Cold War, Lukasz Zal
The Favourite, Robbie Ryan
Never Look Away, Caleb Deschanel
Roma, Alfonso Cuarón
A Star is Born, Matthew Libatique
If there is one Oscar that Netflix can rest assured it will pick up, it’s this one. While there is much to be said about Robbie Ryan’s dazzling use of extremely wide compositions, Dutch angles, and fisheye lenses in The Favourite, Cuarón took the camera in his own hand to paint a portrait of his childhood that is both intimate yet epic in 70mm, black and white scope. Roma wins.
Best Film Editing
Why is Bohemian Rhapsody here? Anyway, The Favourite should and most likely will win this unless Green Book’s buoyancy gives it unexpected bounce in this category.
Best Visual Effects
Avengers: Infinity War
Ready Player One
Solo: A Star Wars Story
First Man had the best visual effects for space travel since Interstellar. Its reliance on a combination of models and elaborate sets to recreate the moon landing is nothing short of astonishing. But the Academy has slighted First Man plenty, so I suspect they’ll use this category to once again award something more popular like Black Panther’s globally more popular (but less high-quality) cousin, Avengers: Infinity War.
Best Original Score
If Beale Street Could Talk
Isle of Dogs
Mary Poppins Returns
This category is a hot mess considering that First Man appeared to be the frontrunner going in and should have won. But since it wasn’t even nominated… I suppose Black Panther could take the trophy, although Nicholas Britell’s romantically pained music is more deserving.
Best Original Song
“All the Stars,” Black Panther
“I’ll Fight,” RBG
“The Place Where Lost Things Go,” Mary Poppins Returns
“Shallow,” A Star is Born
“When a Cowboy Trades His Spurs for Wings,” The Ballad of Buster Scruggs
I’m off the deep end, watch as I dive in, I’ll never meet the ground. Crash through the surface, where they can’t hurt us, we’re far from the shallow now.
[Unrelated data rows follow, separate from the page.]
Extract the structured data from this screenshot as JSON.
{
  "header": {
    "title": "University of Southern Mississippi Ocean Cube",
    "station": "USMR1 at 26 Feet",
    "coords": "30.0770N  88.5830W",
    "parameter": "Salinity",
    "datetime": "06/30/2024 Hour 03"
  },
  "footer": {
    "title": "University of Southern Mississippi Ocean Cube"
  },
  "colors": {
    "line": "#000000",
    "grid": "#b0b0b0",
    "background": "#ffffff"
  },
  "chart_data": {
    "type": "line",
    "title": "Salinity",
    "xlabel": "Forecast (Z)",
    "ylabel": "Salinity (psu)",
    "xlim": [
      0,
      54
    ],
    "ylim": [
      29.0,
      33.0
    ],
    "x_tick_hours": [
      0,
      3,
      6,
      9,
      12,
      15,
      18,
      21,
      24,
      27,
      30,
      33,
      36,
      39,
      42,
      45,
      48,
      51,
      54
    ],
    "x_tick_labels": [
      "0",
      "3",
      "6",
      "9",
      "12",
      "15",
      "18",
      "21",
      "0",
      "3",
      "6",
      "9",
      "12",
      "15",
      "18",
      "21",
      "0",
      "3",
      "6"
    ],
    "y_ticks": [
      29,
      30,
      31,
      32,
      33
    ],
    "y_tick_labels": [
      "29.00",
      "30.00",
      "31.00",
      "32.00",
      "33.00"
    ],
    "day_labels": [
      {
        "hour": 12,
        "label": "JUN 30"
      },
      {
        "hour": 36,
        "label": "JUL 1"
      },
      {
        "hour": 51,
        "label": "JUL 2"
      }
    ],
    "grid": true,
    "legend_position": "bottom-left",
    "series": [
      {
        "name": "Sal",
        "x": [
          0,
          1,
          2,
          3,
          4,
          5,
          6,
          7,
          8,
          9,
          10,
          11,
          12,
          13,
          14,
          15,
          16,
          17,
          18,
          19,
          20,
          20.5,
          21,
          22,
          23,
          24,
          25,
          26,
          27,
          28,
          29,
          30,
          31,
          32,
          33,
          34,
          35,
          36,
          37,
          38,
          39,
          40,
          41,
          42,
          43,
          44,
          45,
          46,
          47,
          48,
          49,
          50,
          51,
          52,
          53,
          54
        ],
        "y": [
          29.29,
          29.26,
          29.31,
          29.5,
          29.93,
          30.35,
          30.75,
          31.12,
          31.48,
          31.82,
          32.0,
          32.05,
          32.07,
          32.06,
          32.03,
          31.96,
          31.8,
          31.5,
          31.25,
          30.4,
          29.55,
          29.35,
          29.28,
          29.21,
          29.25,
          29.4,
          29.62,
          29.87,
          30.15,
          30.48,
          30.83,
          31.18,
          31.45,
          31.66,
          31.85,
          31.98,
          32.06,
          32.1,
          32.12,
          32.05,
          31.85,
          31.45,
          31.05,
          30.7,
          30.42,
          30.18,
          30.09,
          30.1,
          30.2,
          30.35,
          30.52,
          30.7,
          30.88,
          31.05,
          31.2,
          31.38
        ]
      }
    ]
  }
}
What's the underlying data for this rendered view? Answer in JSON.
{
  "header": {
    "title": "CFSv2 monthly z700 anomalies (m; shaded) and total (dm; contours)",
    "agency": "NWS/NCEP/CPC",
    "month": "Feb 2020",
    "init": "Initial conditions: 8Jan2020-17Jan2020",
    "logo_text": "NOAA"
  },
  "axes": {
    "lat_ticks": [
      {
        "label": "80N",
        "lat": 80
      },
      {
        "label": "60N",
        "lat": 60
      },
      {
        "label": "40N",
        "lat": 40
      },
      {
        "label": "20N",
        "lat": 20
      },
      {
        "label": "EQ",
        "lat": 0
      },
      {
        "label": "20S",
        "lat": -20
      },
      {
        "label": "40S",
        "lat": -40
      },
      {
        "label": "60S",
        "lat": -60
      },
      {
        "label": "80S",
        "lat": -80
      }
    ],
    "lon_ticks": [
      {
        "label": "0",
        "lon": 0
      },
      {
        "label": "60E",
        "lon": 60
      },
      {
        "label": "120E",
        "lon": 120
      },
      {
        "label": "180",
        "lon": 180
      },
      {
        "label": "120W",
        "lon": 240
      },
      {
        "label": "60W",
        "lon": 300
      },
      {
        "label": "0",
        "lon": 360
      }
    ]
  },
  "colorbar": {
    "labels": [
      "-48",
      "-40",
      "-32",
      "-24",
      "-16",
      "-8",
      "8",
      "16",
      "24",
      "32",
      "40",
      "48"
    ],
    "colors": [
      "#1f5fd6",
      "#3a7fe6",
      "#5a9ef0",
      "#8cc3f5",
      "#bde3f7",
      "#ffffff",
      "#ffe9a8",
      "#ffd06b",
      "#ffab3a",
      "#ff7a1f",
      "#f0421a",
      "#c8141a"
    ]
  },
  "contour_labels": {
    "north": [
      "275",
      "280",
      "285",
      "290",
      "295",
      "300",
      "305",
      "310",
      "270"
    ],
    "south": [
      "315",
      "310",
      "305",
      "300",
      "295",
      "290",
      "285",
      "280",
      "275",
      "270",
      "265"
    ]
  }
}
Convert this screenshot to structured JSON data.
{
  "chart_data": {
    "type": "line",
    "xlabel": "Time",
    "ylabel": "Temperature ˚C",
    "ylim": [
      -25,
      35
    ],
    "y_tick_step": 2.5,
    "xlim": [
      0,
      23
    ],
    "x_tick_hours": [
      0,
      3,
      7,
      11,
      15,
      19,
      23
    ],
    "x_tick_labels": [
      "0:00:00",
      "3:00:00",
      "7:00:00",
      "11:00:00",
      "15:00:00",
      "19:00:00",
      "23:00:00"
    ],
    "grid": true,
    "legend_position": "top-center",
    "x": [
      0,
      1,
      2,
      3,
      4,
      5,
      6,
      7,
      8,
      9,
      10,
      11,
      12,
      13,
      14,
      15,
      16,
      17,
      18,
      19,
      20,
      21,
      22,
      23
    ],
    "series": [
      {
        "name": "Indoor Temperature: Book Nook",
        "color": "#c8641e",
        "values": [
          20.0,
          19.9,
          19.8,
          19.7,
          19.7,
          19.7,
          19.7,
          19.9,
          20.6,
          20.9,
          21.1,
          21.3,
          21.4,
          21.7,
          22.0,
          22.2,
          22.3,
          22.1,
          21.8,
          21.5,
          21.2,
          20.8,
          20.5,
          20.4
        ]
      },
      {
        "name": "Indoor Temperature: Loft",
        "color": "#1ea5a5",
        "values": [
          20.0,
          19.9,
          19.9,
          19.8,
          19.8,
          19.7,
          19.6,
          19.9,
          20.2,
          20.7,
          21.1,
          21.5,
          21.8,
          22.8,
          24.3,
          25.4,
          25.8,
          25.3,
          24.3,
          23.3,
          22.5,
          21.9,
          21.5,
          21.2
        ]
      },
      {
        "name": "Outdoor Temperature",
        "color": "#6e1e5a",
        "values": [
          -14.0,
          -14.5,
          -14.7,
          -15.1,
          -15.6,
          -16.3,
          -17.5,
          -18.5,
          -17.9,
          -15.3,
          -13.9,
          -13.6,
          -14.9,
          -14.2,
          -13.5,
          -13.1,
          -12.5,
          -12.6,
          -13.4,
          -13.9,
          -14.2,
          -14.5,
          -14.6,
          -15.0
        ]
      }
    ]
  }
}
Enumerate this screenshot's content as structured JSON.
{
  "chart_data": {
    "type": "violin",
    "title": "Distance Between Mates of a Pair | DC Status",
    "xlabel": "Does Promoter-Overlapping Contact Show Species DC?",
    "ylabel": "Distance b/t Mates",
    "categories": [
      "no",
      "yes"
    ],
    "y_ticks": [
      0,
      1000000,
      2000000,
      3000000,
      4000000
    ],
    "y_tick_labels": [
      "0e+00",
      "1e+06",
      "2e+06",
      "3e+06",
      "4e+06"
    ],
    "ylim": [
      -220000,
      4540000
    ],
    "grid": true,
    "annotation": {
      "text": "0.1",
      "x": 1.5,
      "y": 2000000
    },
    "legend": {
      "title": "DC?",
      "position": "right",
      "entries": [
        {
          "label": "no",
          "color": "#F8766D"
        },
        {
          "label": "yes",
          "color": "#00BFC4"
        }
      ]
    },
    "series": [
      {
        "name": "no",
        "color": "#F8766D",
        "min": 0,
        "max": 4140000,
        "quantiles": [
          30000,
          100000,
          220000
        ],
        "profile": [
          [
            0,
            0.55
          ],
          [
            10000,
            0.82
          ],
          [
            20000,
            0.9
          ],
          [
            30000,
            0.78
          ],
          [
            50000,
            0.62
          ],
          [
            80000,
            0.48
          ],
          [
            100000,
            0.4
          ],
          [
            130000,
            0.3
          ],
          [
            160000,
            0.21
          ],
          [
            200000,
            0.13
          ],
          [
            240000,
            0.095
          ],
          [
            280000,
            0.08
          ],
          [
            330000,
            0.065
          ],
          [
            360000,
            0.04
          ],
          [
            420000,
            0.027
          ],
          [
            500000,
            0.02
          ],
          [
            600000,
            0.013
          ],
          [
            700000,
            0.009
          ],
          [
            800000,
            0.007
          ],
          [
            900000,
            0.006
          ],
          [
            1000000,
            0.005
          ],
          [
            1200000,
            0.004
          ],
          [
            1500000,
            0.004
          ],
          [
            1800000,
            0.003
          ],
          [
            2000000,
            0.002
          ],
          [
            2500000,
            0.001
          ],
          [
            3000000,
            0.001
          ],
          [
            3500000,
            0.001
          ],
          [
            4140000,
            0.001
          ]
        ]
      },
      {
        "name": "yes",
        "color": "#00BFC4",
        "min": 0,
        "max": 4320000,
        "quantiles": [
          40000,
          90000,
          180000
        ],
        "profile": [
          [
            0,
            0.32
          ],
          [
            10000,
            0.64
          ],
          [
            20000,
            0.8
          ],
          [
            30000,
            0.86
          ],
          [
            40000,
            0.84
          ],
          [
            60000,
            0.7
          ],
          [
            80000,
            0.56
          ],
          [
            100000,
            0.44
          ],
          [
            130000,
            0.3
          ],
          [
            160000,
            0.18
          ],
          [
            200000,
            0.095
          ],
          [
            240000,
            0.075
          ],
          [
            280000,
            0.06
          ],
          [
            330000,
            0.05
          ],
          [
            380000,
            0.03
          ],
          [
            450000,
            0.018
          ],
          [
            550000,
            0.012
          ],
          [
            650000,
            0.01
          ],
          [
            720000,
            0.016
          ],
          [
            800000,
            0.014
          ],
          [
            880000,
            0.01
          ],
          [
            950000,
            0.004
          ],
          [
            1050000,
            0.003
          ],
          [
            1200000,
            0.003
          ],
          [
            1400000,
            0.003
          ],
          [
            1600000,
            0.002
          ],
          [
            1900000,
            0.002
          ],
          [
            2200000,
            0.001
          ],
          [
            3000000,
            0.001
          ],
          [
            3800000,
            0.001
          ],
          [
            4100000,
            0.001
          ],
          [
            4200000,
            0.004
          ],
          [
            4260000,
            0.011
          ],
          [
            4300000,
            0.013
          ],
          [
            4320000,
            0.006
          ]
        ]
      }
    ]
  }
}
In the SHALLOW, SHALLOW, IN THE SHALLOW, SHALLOW…”
Best Documentary Feature
Hale County This Morning, This Evening
Midning the Gap
Of Fathers and Sons
This category is already something of a mess given that Won’t You Be My Neighbor? and Three Identical Strangers got snubbed. Free Solo is the best of the five, but RBG is a fantastic doc too about the Supreme Court Justice that many, including Hollywood, prays will live for another hundred years. In these kind of trying times that will give it the edge.